The recipe auto-generates documentation from the steps:

```{r}
doc <- rec$doc()
cat("Input variables: ", paste(doc$input_variables, collapse = ", "), "\n")
cat("Output variables:", paste(doc$output_variables, collapse = ", "), "\n")
cat("Pipeline steps:  ", length(doc$pipeline), "\n")
```

## Baking: materializing the pipeline

Now let's execute the steps. `bake_steps()` runs all pending steps in order
and returns the transformed survey:

```{r}
svy <- bake_steps(svy)
```

The data has the new columns with readable labels:

```{r}
head(get_data(svy)[, .(
  hh_id, person_id, sex, age_group, relationship,
  edu_level, area
)])
```

The raw variables are gone:

```{r}
"e26" %in% names(get_data(svy))
```

## Saving and loading

Recipes serialize to JSON for version control and sharing:

```{r}
f <- tempfile(fileext = ".json")
save_recipe(rec, f)
```

```{r}
rec2 <- read_recipe(f)
rec2$name
length(rec2$steps)
```

The JSON is human-readable and diffable in git:

```{r}
cat(readLines(f, n = 15), sep = "\n")
```

## Applying to a new edition

The same recipe works on any edition.
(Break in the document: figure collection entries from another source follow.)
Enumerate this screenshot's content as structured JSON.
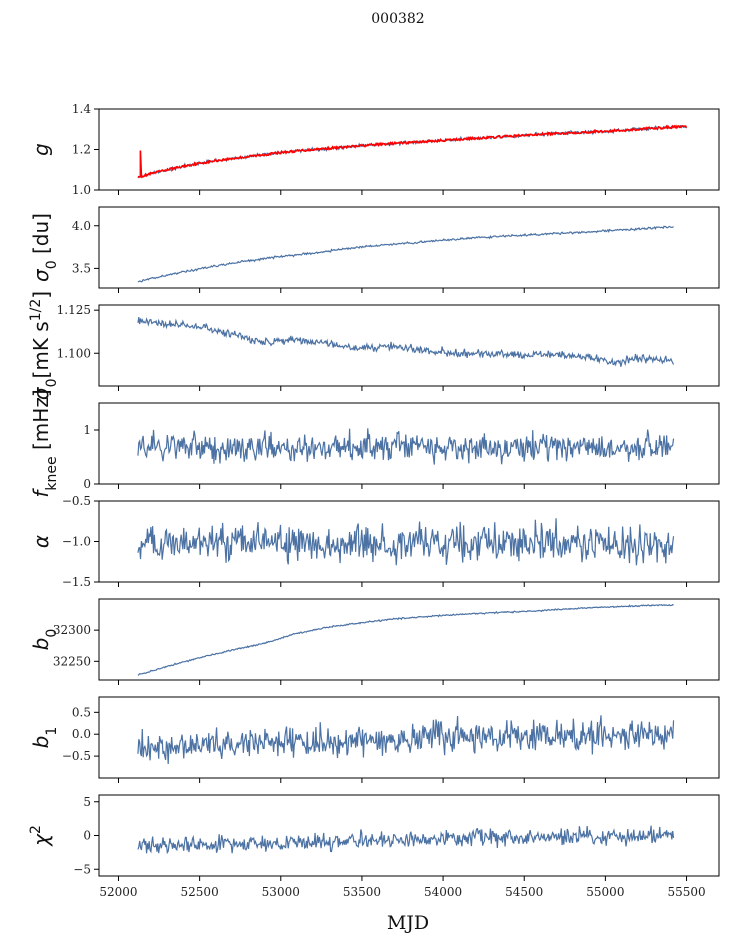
{
  "figure": {
    "title": "000382",
    "xlabel": "MJD",
    "line_color": "#4c72a4",
    "fit_color": "#ff0000"
  },
  "chart_data": [
    {
      "type": "line",
      "ylabel_text": "g",
      "ylabel_sub": "",
      "ylabel_sup": "",
      "ylabel_rest": "",
      "ylabel_italic": true,
      "xlim": [
        51880,
        55700
      ],
      "ylim": [
        1.0,
        1.4
      ],
      "yticks": [
        1.0,
        1.2,
        1.4
      ],
      "ytick_labels": [
        "1.0",
        "1.2",
        "1.4"
      ],
      "x": [
        52120,
        52140,
        52200,
        52300,
        52450,
        52600,
        52800,
        53000,
        53200,
        53400,
        53600,
        53800,
        54000,
        54200,
        54400,
        54600,
        54800,
        55000,
        55200,
        55300,
        55400,
        55500
      ],
      "y": [
        1.065,
        1.068,
        1.08,
        1.1,
        1.125,
        1.145,
        1.165,
        1.185,
        1.2,
        1.212,
        1.225,
        1.235,
        1.245,
        1.255,
        1.265,
        1.275,
        1.283,
        1.29,
        1.3,
        1.305,
        1.31,
        1.312
      ],
      "noise": 0.004,
      "series": [
        {
          "name": "",
          "role": "data"
        },
        {
          "name": "",
          "role": "fit",
          "spike": {
            "x": 52135,
            "ymax": 1.195
          }
        }
      ]
    },
    {
      "type": "line",
      "ylabel_text": "σ",
      "ylabel_sub": "0",
      "ylabel_sup": "",
      "ylabel_rest": " [du]",
      "ylabel_italic": true,
      "xlim": [
        51880,
        55700
      ],
      "ylim": [
        3.27,
        4.22
      ],
      "yticks": [
        3.5,
        4.0
      ],
      "ytick_labels": [
        "3.5",
        "4.0"
      ],
      "x": [
        52120,
        52200,
        52400,
        52600,
        52800,
        53000,
        53200,
        53400,
        53600,
        53800,
        54000,
        54200,
        54400,
        54600,
        54800,
        55000,
        55200,
        55420
      ],
      "y": [
        3.35,
        3.38,
        3.46,
        3.53,
        3.59,
        3.64,
        3.68,
        3.73,
        3.77,
        3.8,
        3.83,
        3.86,
        3.88,
        3.9,
        3.92,
        3.94,
        3.96,
        3.99
      ],
      "noise": 0.006,
      "series": [
        {
          "name": "",
          "role": "data"
        }
      ]
    },
    {
      "type": "line",
      "ylabel_text": "σ",
      "ylabel_sub": "0",
      "ylabel_sup": "",
      "ylabel_rest": "[mK s",
      "ylabel_rest_sup": "1/2",
      "ylabel_rest_end": "]",
      "ylabel_italic": true,
      "xlim": [
        51880,
        55700
      ],
      "ylim": [
        1.081,
        1.128
      ],
      "yticks": [
        1.1,
        1.125
      ],
      "ytick_labels": [
        "1.100",
        "1.125"
      ],
      "x": [
        52120,
        52300,
        52500,
        52700,
        52900,
        53100,
        53300,
        53500,
        53700,
        53900,
        54100,
        54300,
        54500,
        54700,
        54900,
        55050,
        55200,
        55420
      ],
      "y": [
        1.119,
        1.117,
        1.115,
        1.111,
        1.106,
        1.108,
        1.105,
        1.103,
        1.104,
        1.102,
        1.1,
        1.1,
        1.099,
        1.099,
        1.098,
        1.094,
        1.097,
        1.096
      ],
      "noise": 0.0011,
      "series": [
        {
          "name": "",
          "role": "data"
        }
      ]
    },
    {
      "type": "line",
      "ylabel_text": "f",
      "ylabel_sub": "knee",
      "ylabel_sup": "",
      "ylabel_rest": " [mHz]",
      "ylabel_italic": true,
      "xlim": [
        51880,
        55700
      ],
      "ylim": [
        0.0,
        1.5
      ],
      "yticks": [
        0,
        1
      ],
      "ytick_labels": [
        "0",
        "1"
      ],
      "x": [
        52120,
        55420
      ],
      "y": [
        0.68,
        0.68
      ],
      "noise": 0.13,
      "series": [
        {
          "name": "",
          "role": "data"
        }
      ]
    },
    {
      "type": "line",
      "ylabel_text": "α",
      "ylabel_sub": "",
      "ylabel_sup": "",
      "ylabel_rest": "",
      "ylabel_italic": true,
      "xlim": [
        51880,
        55700
      ],
      "ylim": [
        -1.5,
        -0.5
      ],
      "yticks": [
        -1.5,
        -1.0,
        -0.5
      ],
      "ytick_labels": [
        "−1.5",
        "−1.0",
        "−0.5"
      ],
      "x": [
        52120,
        55420
      ],
      "y": [
        -1.02,
        -1.02
      ],
      "noise": 0.11,
      "series": [
        {
          "name": "",
          "role": "data"
        }
      ]
    },
    {
      "type": "line",
      "ylabel_text": "b",
      "ylabel_sub": "0",
      "ylabel_sup": "",
      "ylabel_rest": "",
      "ylabel_italic": true,
      "xlim": [
        51880,
        55700
      ],
      "ylim": [
        32220,
        32350
      ],
      "yticks": [
        32250,
        32300
      ],
      "ytick_labels": [
        "32250",
        "32300"
      ],
      "x": [
        52120,
        52300,
        52500,
        52700,
        52900,
        53100,
        53300,
        53500,
        53700,
        53900,
        54100,
        54300,
        54500,
        54700,
        54900,
        55100,
        55300,
        55420
      ],
      "y": [
        32228,
        32242,
        32256,
        32268,
        32279,
        32295,
        32305,
        32312,
        32318,
        32322,
        32325,
        32328,
        32330,
        32333,
        32336,
        32338,
        32340,
        32340
      ],
      "noise": 0.6,
      "series": [
        {
          "name": "",
          "role": "data"
        }
      ]
    },
    {
      "type": "line",
      "ylabel_text": "b",
      "ylabel_sub": "1",
      "ylabel_sup": "",
      "ylabel_rest": "",
      "ylabel_italic": true,
      "xlim": [
        51880,
        55700
      ],
      "ylim": [
        -1.0,
        0.85
      ],
      "yticks": [
        -0.5,
        0.0,
        0.5
      ],
      "ytick_labels": [
        "−0.5",
        "0.0",
        "0.5"
      ],
      "x": [
        52120,
        53000,
        54000,
        55420
      ],
      "y": [
        -0.3,
        -0.2,
        -0.05,
        0.0
      ],
      "noise": 0.17,
      "series": [
        {
          "name": "",
          "role": "data"
        }
      ]
    },
    {
      "type": "line",
      "ylabel_text": "χ",
      "ylabel_sub": "",
      "ylabel_sup": "2",
      "ylabel_rest": "",
      "ylabel_italic": true,
      "xlim": [
        51880,
        55700
      ],
      "ylim": [
        -6.0,
        6.0
      ],
      "yticks": [
        -5,
        0,
        5
      ],
      "ytick_labels": [
        "−5",
        "0",
        "5"
      ],
      "xticks": [
        52000,
        52500,
        53000,
        53500,
        54000,
        54500,
        55000,
        55500
      ],
      "xtick_labels": [
        "52000",
        "52500",
        "53000",
        "53500",
        "54000",
        "54500",
        "55000",
        "55500"
      ],
      "x": [
        52120,
        53000,
        54000,
        55420
      ],
      "y": [
        -1.6,
        -1.1,
        -0.5,
        0.0
      ],
      "noise": 0.6,
      "series": [
        {
          "name": "",
          "role": "data"
        }
      ]
    }
  ]
}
Load the recipe from JSON, attach it
to new data, and bake:

```{r}
rec_loaded <- read_recipe(f)

svy_2024 <- survey_empty(type = "ech", edition = "2024") |>
  set_data(data.table::data.table(
    id       = rep(1:30, each = 3),
    nper     = rep(1:3, 30),
    pesoano  = runif(90, 50, 300),
    e26      = sample(1:2, 90, replace = TRUE),
    e27      = sample(0:90, 90, replace = TRUE),
    e30      = sample(1:7, 90, replace = TRUE),
    e51_2    = sample(c(0:6, -9), 90, replace = TRUE),
    region_4 = sample(1:4, 90, replace = TRUE)
  )) |>
  add_recipe(rec_loaded) |>
  bake_recipes()

head(get_data(svy_2024)[, .(hh_id, person_id, sex, age_group, area)])
```

No code changes needed. The recipe encodes the *logic*, not the data.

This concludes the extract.